The report is singularly lacking in logic and common sense. It commences very solemnly by setting the scene, including (at paragraph 2) a reference to “legislation requiring the Government to reduce the UK’s net emissions of greenhouse gases by 100% relative to 1990 levels by 2050.” By paragraph 31 that is being referred to as “the Government’s challenge to reduce the UK’s carbon emissions to net zero by 2050.” By paragraph 32, the report refers to “the 2050 net zero goal” and by paragraph 34, it talks of “the Government’s 2050 net zero target.” So a legal requirement becomes by stages a challenge, then a goal, then a target. Do these people have the faintest understanding of what they have legislated for and what it truly means?

Next we learn that the activities of the MoD account for around half of the Government’s greenhouse gas emissions, but that ships in the late design stages for the Royal Navy and 1,000 armoured vehicles that are to be supplied to the army in the next few years will run on diesel and many will remain operational beyond the crucial 2050 date.
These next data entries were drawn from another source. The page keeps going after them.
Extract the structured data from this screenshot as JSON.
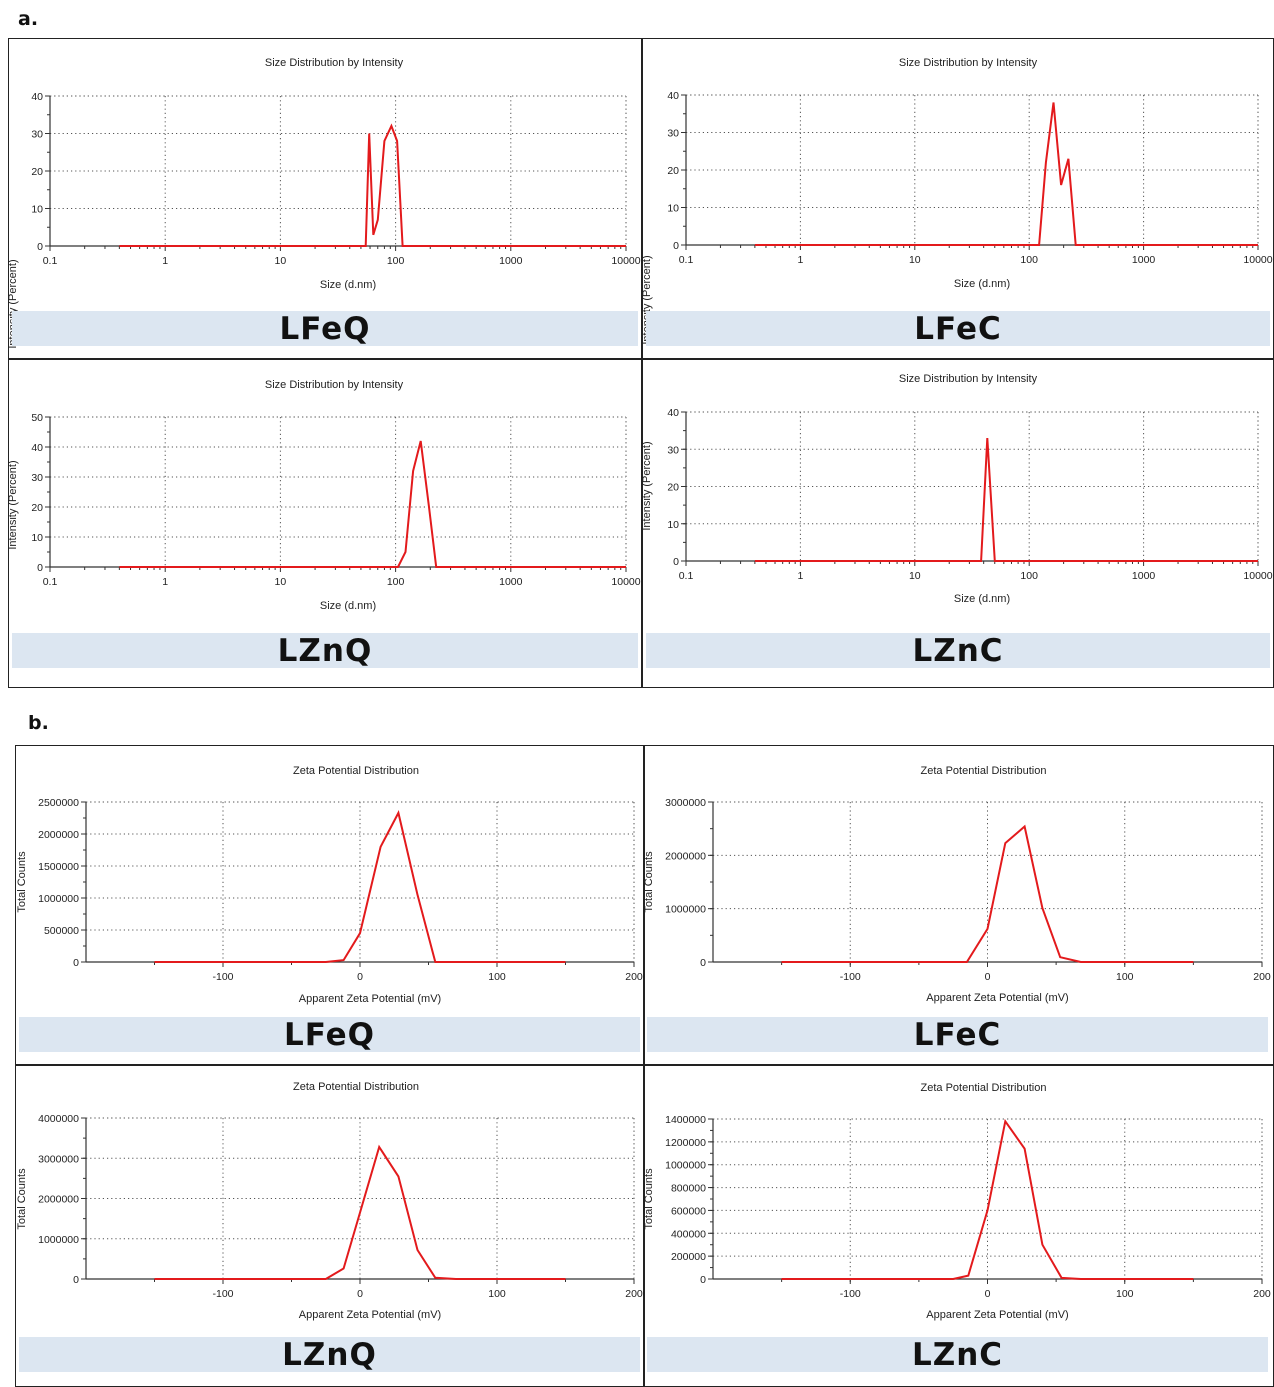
{
  "sections": [
    {
      "label": "a."
    },
    {
      "label": "b."
    }
  ],
  "colors": {
    "series": "#e31a1c",
    "band": "#dce6f1",
    "axis": "#333333"
  },
  "chart_data": [
    {
      "id": "a-lfeq",
      "type": "line",
      "x_scale": "log",
      "title": "Size Distribution by Intensity",
      "xlabel": "Size (d.nm)",
      "ylabel": "Intensity (Percent)",
      "xlim": [
        0.1,
        10000
      ],
      "ylim": [
        0,
        40
      ],
      "xticks": [
        "0.1",
        "1",
        "10",
        "100",
        "1000",
        "10000"
      ],
      "yticks": [
        "0",
        "10",
        "20",
        "30",
        "40"
      ],
      "band_label": "LFeQ",
      "x": [
        0.4,
        50,
        55,
        59,
        64,
        70,
        80,
        92,
        103,
        115,
        125,
        10000
      ],
      "y": [
        0,
        0,
        0,
        30,
        3,
        7,
        28,
        32,
        28,
        0,
        0,
        0
      ]
    },
    {
      "id": "a-lfec",
      "type": "line",
      "x_scale": "log",
      "title": "Size Distribution by Intensity",
      "xlabel": "Size (d.nm)",
      "ylabel": "Intensity (Percent)",
      "xlim": [
        0.1,
        10000
      ],
      "ylim": [
        0,
        40
      ],
      "xticks": [
        "0.1",
        "1",
        "10",
        "100",
        "1000",
        "10000"
      ],
      "yticks": [
        "0",
        "10",
        "20",
        "30",
        "40"
      ],
      "band_label": "LFeC",
      "x": [
        0.4,
        110,
        122,
        140,
        163,
        190,
        220,
        255,
        290,
        10000
      ],
      "y": [
        0,
        0,
        0,
        22,
        38,
        16,
        23,
        0,
        0,
        0
      ]
    },
    {
      "id": "a-lznq",
      "type": "line",
      "x_scale": "log",
      "title": "Size Distribution by Intensity",
      "xlabel": "Size (d.nm)",
      "ylabel": "Intensity (Percent)",
      "xlim": [
        0.1,
        10000
      ],
      "ylim": [
        0,
        50
      ],
      "xticks": [
        "0.1",
        "1",
        "10",
        "100",
        "1000",
        "10000"
      ],
      "yticks": [
        "0",
        "10",
        "20",
        "30",
        "40",
        "50"
      ],
      "band_label": "LZnQ",
      "x": [
        0.4,
        100,
        105,
        122,
        142,
        165,
        195,
        225,
        260,
        10000
      ],
      "y": [
        0,
        0,
        0,
        5,
        32,
        42,
        20,
        0,
        0,
        0
      ]
    },
    {
      "id": "a-lznc",
      "type": "line",
      "x_scale": "log",
      "title": "Size Distribution by Intensity",
      "xlabel": "Size (d.nm)",
      "ylabel": "Intensity (Percent)",
      "xlim": [
        0.1,
        10000
      ],
      "ylim": [
        0,
        40
      ],
      "xticks": [
        "0.1",
        "1",
        "10",
        "100",
        "1000",
        "10000"
      ],
      "yticks": [
        "0",
        "10",
        "20",
        "30",
        "40"
      ],
      "band_label": "LZnC",
      "x": [
        0.4,
        35,
        38,
        43,
        50,
        55,
        10000
      ],
      "y": [
        0,
        0,
        0,
        33,
        0,
        0,
        0
      ]
    },
    {
      "id": "b-lfeq",
      "type": "line",
      "x_scale": "linear",
      "title": "Zeta Potential Distribution",
      "xlabel": "Apparent Zeta Potential (mV)",
      "ylabel": "Total Counts",
      "xlim": [
        -200,
        200
      ],
      "ylim": [
        0,
        2500000
      ],
      "xticks": [
        "-100",
        "0",
        "100",
        "200"
      ],
      "yticks": [
        "0",
        "500000",
        "1000000",
        "1500000",
        "2000000",
        "2500000"
      ],
      "band_label": "LFeQ",
      "x": [
        -150,
        -25,
        -12,
        0,
        15,
        28,
        42,
        55,
        70,
        150
      ],
      "y": [
        0,
        0,
        30000,
        450000,
        1800000,
        2330000,
        1050000,
        0,
        0,
        0
      ]
    },
    {
      "id": "b-lfec",
      "type": "line",
      "x_scale": "linear",
      "title": "Zeta Potential Distribution",
      "xlabel": "Apparent Zeta Potential (mV)",
      "ylabel": "Total Counts",
      "xlim": [
        -200,
        200
      ],
      "ylim": [
        0,
        3000000
      ],
      "xticks": [
        "-100",
        "0",
        "100",
        "200"
      ],
      "yticks": [
        "0",
        "1000000",
        "2000000",
        "3000000"
      ],
      "band_label": "LFeC",
      "x": [
        -150,
        -15,
        0,
        13,
        27,
        40,
        53,
        68,
        150
      ],
      "y": [
        0,
        0,
        620000,
        2230000,
        2540000,
        1010000,
        90000,
        0,
        0
      ]
    },
    {
      "id": "b-lznq",
      "type": "line",
      "x_scale": "linear",
      "title": "Zeta Potential Distribution",
      "xlabel": "Apparent Zeta Potential (mV)",
      "ylabel": "Total Counts",
      "xlim": [
        -200,
        200
      ],
      "ylim": [
        0,
        4000000
      ],
      "xticks": [
        "-100",
        "0",
        "100",
        "200"
      ],
      "yticks": [
        "0",
        "1000000",
        "2000000",
        "3000000",
        "4000000"
      ],
      "band_label": "LZnQ",
      "x": [
        -150,
        -25,
        -12,
        0,
        14,
        28,
        42,
        55,
        70,
        150
      ],
      "y": [
        0,
        0,
        260000,
        1650000,
        3280000,
        2550000,
        720000,
        30000,
        0,
        0
      ]
    },
    {
      "id": "b-lznc",
      "type": "line",
      "x_scale": "linear",
      "title": "Zeta Potential Distribution",
      "xlabel": "Apparent Zeta Potential (mV)",
      "ylabel": "Total Counts",
      "xlim": [
        -200,
        200
      ],
      "ylim": [
        0,
        1400000
      ],
      "xticks": [
        "-100",
        "0",
        "100",
        "200"
      ],
      "yticks": [
        "0",
        "200000",
        "400000",
        "600000",
        "800000",
        "1000000",
        "1200000",
        "1400000"
      ],
      "band_label": "LZnC",
      "x": [
        -150,
        -25,
        -14,
        0,
        13,
        27,
        40,
        54,
        68,
        150
      ],
      "y": [
        0,
        0,
        30000,
        600000,
        1380000,
        1140000,
        300000,
        10000,
        0,
        0
      ]
    }
  ]
}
Nevertheless, the MoD is told that it has to pursue oxymoronic aims by ““push[ing] hard to reduce carbon emissions from its equipment, without eroding military capability.

And in order to “save the planet” the Committee thinks that the MoD should report transparently (thus facilitating independent verification) on its greenhouse gas emissions in a way that will “provide a gold standard of military emissions reporting for other countries to emulate.” If the members of the Committee seriously think that the armies of the world’s greatest greenhouse gas emitters (many of whom, regrettably, are potential enemies, who must welcome such transparency from the MoD) would emulate such foolhardiness, then I respectfully suggest that they’re in the wrong job.

Postscript

The House of Commons Defence Committee has eleven members, of whom five are Conservatives, one SNP, four Labour and one DUP. The agenda is shared by MPs of all parties. I have no doubt that the sole Green MP and few Lib Dems and Plaid Cymru members in the House of Commons would be happy to sign up to the report.

Footnote – for non-UK readers, It Ain’t Half Hot Mum was a 1970s BBC comedy series about an army troupe entertaining soldiers in India during World War Two. Regrettably, as that comedy show demonstrated to a degree, the UK’s armed forces for several centuries have been well used to operating in countries with all extreme temperatures imaginable, from tropical jungles and arid deserts to Arctic Norway (at the start of the Second World War) and the Falklands.